Bodenbeschichtung

Die befahrenen Betonflächen in Parkhäusern und Tiefgaragen werden in Bodenplatten, Zwischendecken, freibewitterte Flächen und Rampen unterteilt. Auf diesen vier Bodenarten unterliegen Beschichtungen verschiedenen Expositionen. Deswegen unterscheiden sich die technischen Anforderungen an das jeweilige Beschichtungssystem.

Offene Parkdecks

Auf offenen, vollständig der Witterung ausgesetzten Parkdecks wirken auf das Beschichtungssystem mehr Expositionen ein als auf innenliegenden Flächen. Dazu gehören Hitze durch die Sonneneinstrahlung, UV-Licht und schnelle Temperaturwechsel bei Gewitterschauern. In manchen Regionen kommen im Winterhalbjahr Kälte, Eis und Schnee hinzu. Als Beschichtung werden auf Freidecks meistens OS 10- und OS 11-Systeme verwendet.

Rampen

Auf den Rampen von Parkhäusern und Tiefgaragen werden die Bodenbeläge durch beschleunigende und abbremsende Fahrzeuge stark mechanisch beansprucht. Deswegen sind auf solchen Flächen hoch abriebfeste Beschichtungssysteme üblich (OS 8), oft in Kombination mit sorgfältig eingebetteten, harten Zuschlagstoffen und Abstreukörnungen.

Zwischendecks

Befahrene Deckenplatten haben in den meisten Parkgaragen den größten Flächenanteil. In Parkhäusern sind solche Parkdeckebenen meistens seitlich offen, in Tiefgaragen geschlossen.

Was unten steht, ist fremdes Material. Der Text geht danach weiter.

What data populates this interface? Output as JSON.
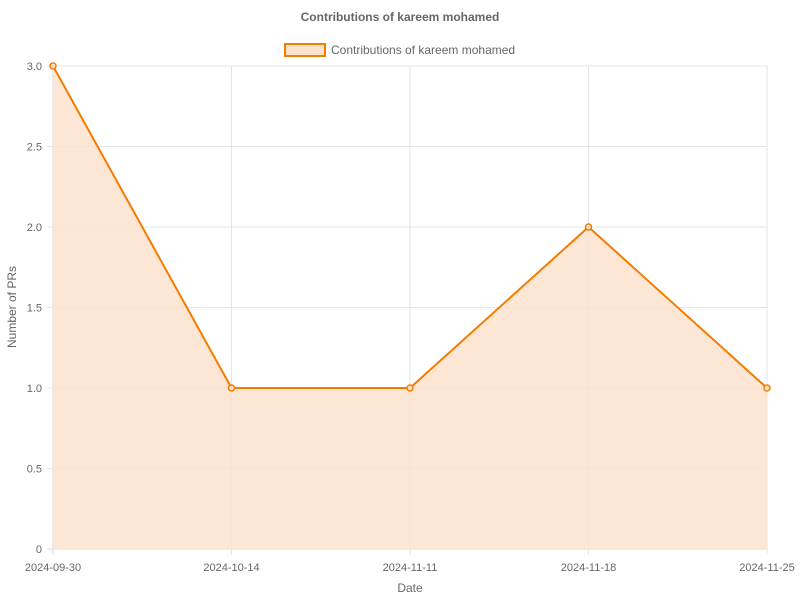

Zwischendecks sind die Domäne für robuste Epoxidharz- und KineticBoost®-Beschichtungen (OS 8), gelegentlich in Kombination mit Rissbandagen. Manche Fachplaner bevorzugen auf diesen Flächen rissüberdeckende OS 10- und OS 11-Beschichtungen.

Erdberührte Bodenplatte

Für die erdberührten Bodenplatten von Parkgaragen wählen die planenden Ingenieur- und Architekturbüros meistens widerstandsfähige Epoxidharz- oder KineticBoost®-Systeme aus (OS 8). Solche Flächen müssen für einen dauerhaften, langlebigen Haftverbund vor dem Beschichten sorgfältig gestrahlt und abgedichtet werden.

Detailausbildung

Die Funktionalität eines abdichtenden Oberflächenschutzsystems, wie z.B. des MC-Floor TopSpeed flex plus OS 10 Systems, ist abhängig von der fachgerechten Ausbildung der Übergänge angrenzender Bauteile sowie dem Anschluss von Durchdringungen, Entwässerungsrinnen oder ähnlicher Einbauteile. Deswegen muss die Ausführung der Anschlussdetails besonders sorgfältig geplant sein.